Courtney Griffiths' took the fight to 'No' campaigners sharing their message on the side of a Gladstone road.
Courtney Griffiths' took the fight to 'No' campaigners sharing their message on the side of a Gladstone road. Courtney Griffiths' Facebook post

"He tried to get me to retract the video and/or apologise and when I refused to, he got rather upset.

"I said to (the manager) on the way out that 'if that's the way you feel I won't be coming in tomorrow' ... I think they're expecting me to come back and beg for my job back ... But on principal I absolutely won't."

Ms Griffiths said if she had known the end result she would have 'absolutely still done this'.

"There's nothing I regret. It's very unfair that I've been made to feel this way, but it is what it is."

"At the end of the day, I have my beliefs and that's something I won't compromise for a job."

The mum defended her video that has had more than 5800 views, saying she only took it as a safety precaution and only posted it on social media after the accusations she copped in the curbside confrontation.

"I took it in case they came back and said something happened that didn't or in case they became violent," she said.

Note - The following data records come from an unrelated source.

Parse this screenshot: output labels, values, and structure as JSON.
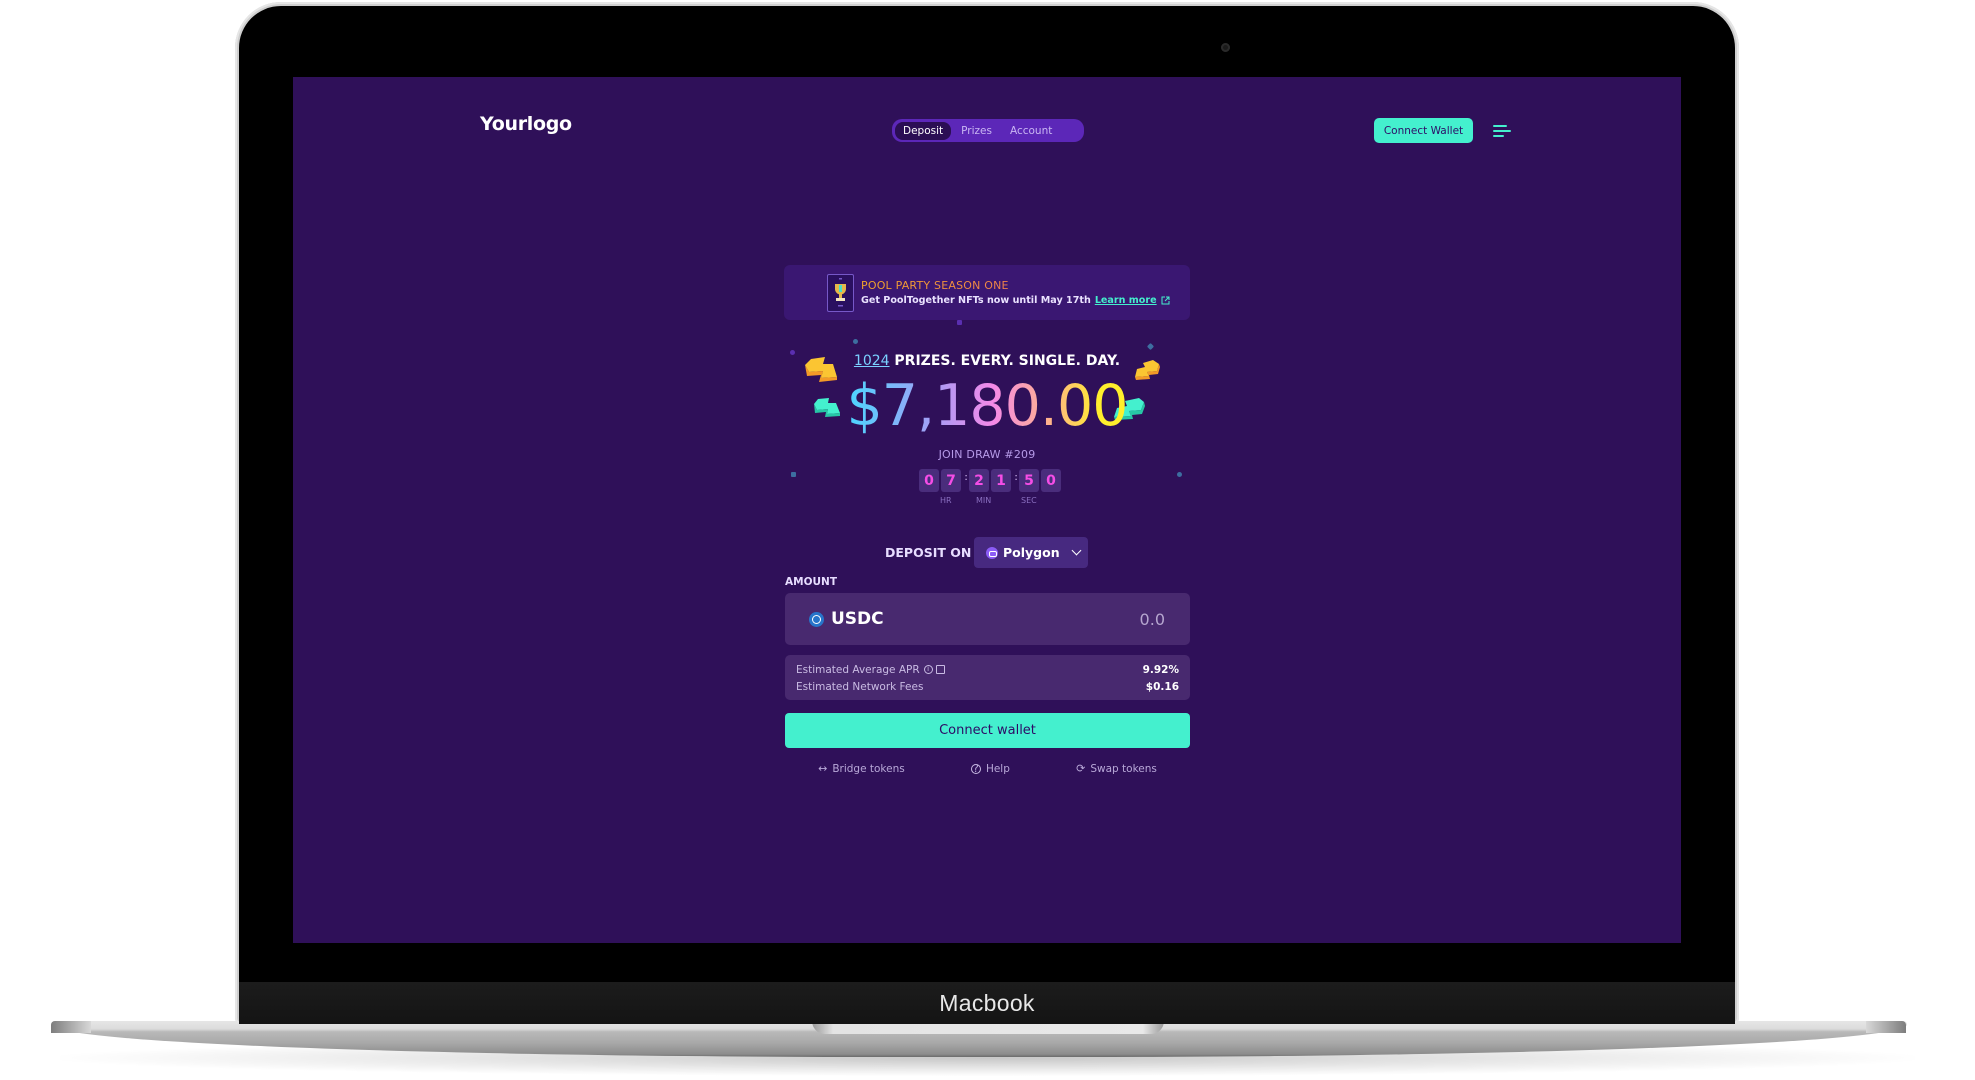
{
  "device": {
    "bezel_label": "Macbook"
  },
  "header": {
    "logo": "Yourlogo",
    "tabs": [
      {
        "label": "Deposit",
        "active": true
      },
      {
        "label": "Prizes",
        "active": false
      },
      {
        "label": "Account",
        "active": false
      }
    ],
    "connect_wallet_label": "Connect Wallet",
    "menu_icon": "hamburger-icon"
  },
  "banner": {
    "title": "POOL PARTY SEASON ONE",
    "subtitle": "Get PoolTogether NFTs now until May 17th",
    "link_label": "Learn more",
    "icon": "trophy-nft-card"
  },
  "prizes": {
    "count": "1024",
    "tagline": "PRIZES. EVERY. SINGLE. DAY.",
    "amount": "$7,180.00"
  },
  "draw": {
    "label": "JOIN DRAW #209",
    "hours": [
      "0",
      "7"
    ],
    "minutes": [
      "2",
      "1"
    ],
    "seconds": [
      "5",
      "0"
    ],
    "hr_label": "HR",
    "min_label": "MIN",
    "sec_label": "SEC"
  },
  "deposit": {
    "deposit_on_label": "DEPOSIT ON",
    "network": "Polygon",
    "amount_label": "AMOUNT",
    "token": "USDC",
    "amount_placeholder": "0.0",
    "stats": [
      {
        "label": "Estimated Average APR",
        "value": "9.92%"
      },
      {
        "label": "Estimated Network Fees",
        "value": "$0.16"
      }
    ],
    "connect_wallet_label": "Connect wallet"
  },
  "links": [
    {
      "label": "Bridge tokens",
      "icon": "↔"
    },
    {
      "label": "Help",
      "icon": "?"
    },
    {
      "label": "Swap tokens",
      "icon": "⟳"
    }
  ],
  "colors": {
    "background": "#2f1059",
    "accent": "#44f0ce",
    "nav_pill": "#5c27b8",
    "timer_digit": "#f54de6"
  }
}
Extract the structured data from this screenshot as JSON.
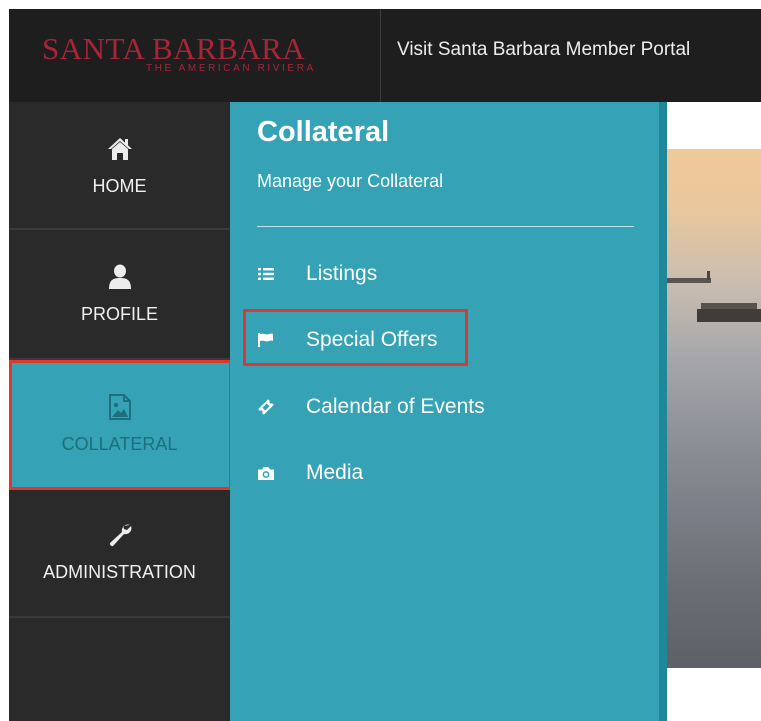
{
  "header": {
    "logo_main": "SANTA BARBARA",
    "logo_sub": "THE AMERICAN RIVIERA",
    "portal_title": "Visit Santa Barbara Member Portal"
  },
  "sidebar": {
    "items": [
      {
        "label": "HOME",
        "icon": "home-icon"
      },
      {
        "label": "PROFILE",
        "icon": "user-icon"
      },
      {
        "label": "COLLATERAL",
        "icon": "image-file-icon",
        "active": true
      },
      {
        "label": "ADMINISTRATION",
        "icon": "wrench-icon"
      }
    ]
  },
  "subpanel": {
    "title": "Collateral",
    "description": "Manage your Collateral",
    "items": [
      {
        "label": "Listings",
        "icon": "list-icon"
      },
      {
        "label": "Special Offers",
        "icon": "flag-icon"
      },
      {
        "label": "Calendar of Events",
        "icon": "ticket-icon"
      },
      {
        "label": "Media",
        "icon": "camera-icon"
      }
    ]
  },
  "colors": {
    "topbar": "#1e1e1e",
    "sidebar": "#2a2a2a",
    "accent_teal": "#35a2b5",
    "teal_dark": "#1f8798",
    "brand_red": "#a82438",
    "highlight_red": "#e0372c"
  }
}
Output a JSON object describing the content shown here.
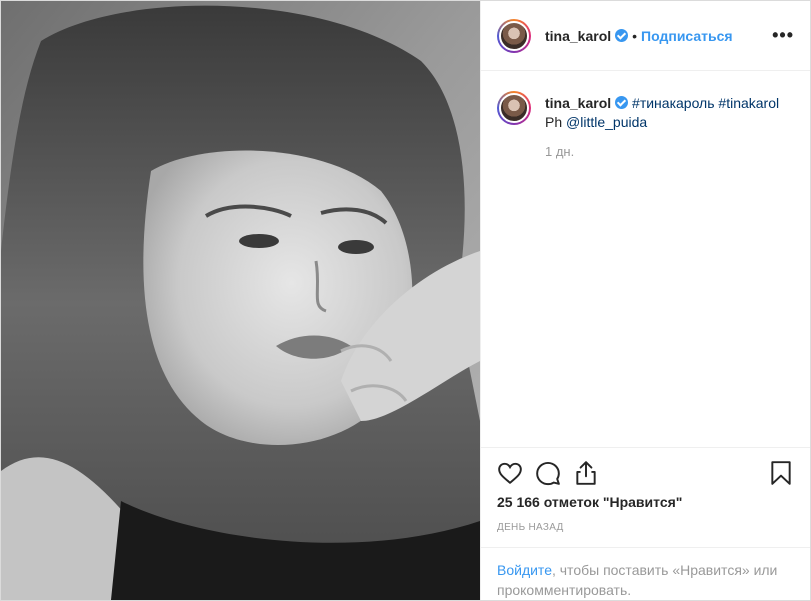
{
  "post": {
    "image_alt": "Black and white portrait photo",
    "header": {
      "username": "tina_karol",
      "separator": "•",
      "follow_label": "Подписаться",
      "more_label": "•••"
    },
    "caption": {
      "username": "tina_karol",
      "hashtag_1": "#тинакароль",
      "hashtag_2": "#tinakarol",
      "credit_prefix": "Ph",
      "mention": "@little_puida",
      "time": "1 дн."
    },
    "actions": {
      "like_icon": "heart-icon",
      "comment_icon": "comment-icon",
      "share_icon": "share-icon",
      "save_icon": "bookmark-icon"
    },
    "likes_text": "25 166 отметок \"Нравится\"",
    "posted_ago": "ДЕНЬ НАЗАД",
    "login_prompt": {
      "link": "Войдите",
      "rest": ", чтобы поставить «Нравится» или прокомментировать."
    }
  },
  "colors": {
    "accent": "#3897f0",
    "hashtag": "#003569",
    "muted": "#999999",
    "text": "#262626"
  }
}
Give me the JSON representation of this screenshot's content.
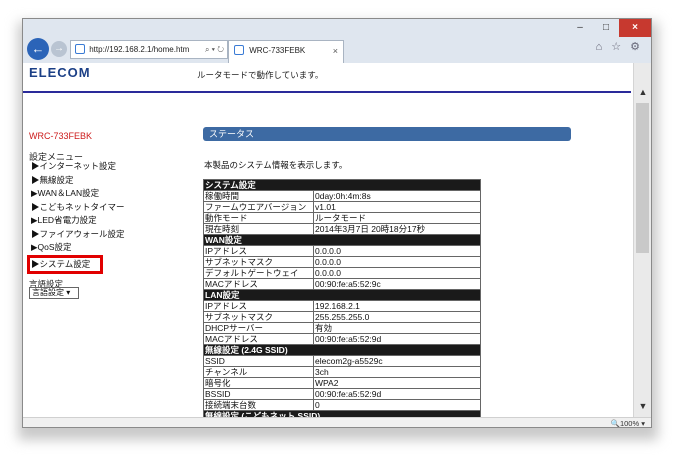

"There's no way in hell I'd ever change my viewpoint and that's because I'm hopeful my sons grow up in a better world that we are in at the moment.

"How do they ('No' voters) justify an argument that is purely hate-based literature pointed toward fearmongering? It's not really awareness."

Ms Griffiths said that while she knew there would be backlash, she had not been prepared for how "low people were willing to stoop".

"I wasn't prepared for a fight that came that petty ... It astounds me the fact that they went and dug up where I worked and then complained to my boss about something completely unrelated to work," she said.

"(The manager) said it had all come as a direct result of my place of work being publicly stated on my Facebook profile, but I don't understand because, had they googled me, they would've found my personal profile on the Ray White Gladstone website.

"They pride themselves as being a family business, and fair enough they may have other values, but it comes down to how in a small town, reputation is everything."

Ms Griffiths said she had given notice that she would be leaving her job two weeks ago and was currently in her second-last week.

She said she was only required to give one week's notice but gave three so she could help train her replacement.

Ray White Gladstone has been contacted for comment.